Code review is an essential part of the continuous deployment pipeline. It enables a second pair of eyes to:
- Examine your change and find any problems you may have missed
- Identify opportunities to optimise or improve your change
- Provide a separate perspective from someone who may also have to work on your code
- Highlight which parts might be difficult to understand for future developers
- Coordinate across subject matter experts and teams, in order to maintain awareness and quality control over complex projects
This last aspect is especially important in mono-repos as:
- Multiple teams might be submitting changes to the repository
- Some code changes may have unintended consequences. For example, whether a code change directly or indirectly impacts data security. Understanding the impact of a change can be hard without the insight and input of a subject matter expert.

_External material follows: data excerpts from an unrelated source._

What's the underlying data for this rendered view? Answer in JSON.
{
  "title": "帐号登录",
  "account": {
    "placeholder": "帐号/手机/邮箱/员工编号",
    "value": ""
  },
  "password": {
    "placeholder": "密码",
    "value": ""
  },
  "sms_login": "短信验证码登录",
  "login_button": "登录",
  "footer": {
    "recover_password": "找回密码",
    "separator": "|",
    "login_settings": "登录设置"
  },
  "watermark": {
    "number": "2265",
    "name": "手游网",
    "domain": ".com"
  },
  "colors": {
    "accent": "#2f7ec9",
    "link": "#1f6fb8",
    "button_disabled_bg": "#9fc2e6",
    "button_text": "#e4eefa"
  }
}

Code review also allows for knowledge sharing in both directions between code authors and reviewers at all levels of experience. Reviewing PRs is a great way to understand a new codebase, and to stay in touch with what's happening in your team. And although a review might not be the best place for long discussions, reviews can help to surface new patterns and techniques for both code authors and reviewers.
Note See also the Additional resources below!
The following are generally applicable to PRs, but are not hard rules.
Read over your code before opening the PR for review. The main point of code review is to get a second perspective, but having a final look at your own code can help catch common mistakes, such as blocks of commented-out code or build files that shouldn't have been committed.
Tip: Github allows you to open a PR in draft state, which can often be helpful if you want to review your own code, or have remote CI checks run, before others review it. (Remember to change the status of your PR to ready for review later on though!)
A PR should be clear, address a single concern, and composed of a manageable number of changes.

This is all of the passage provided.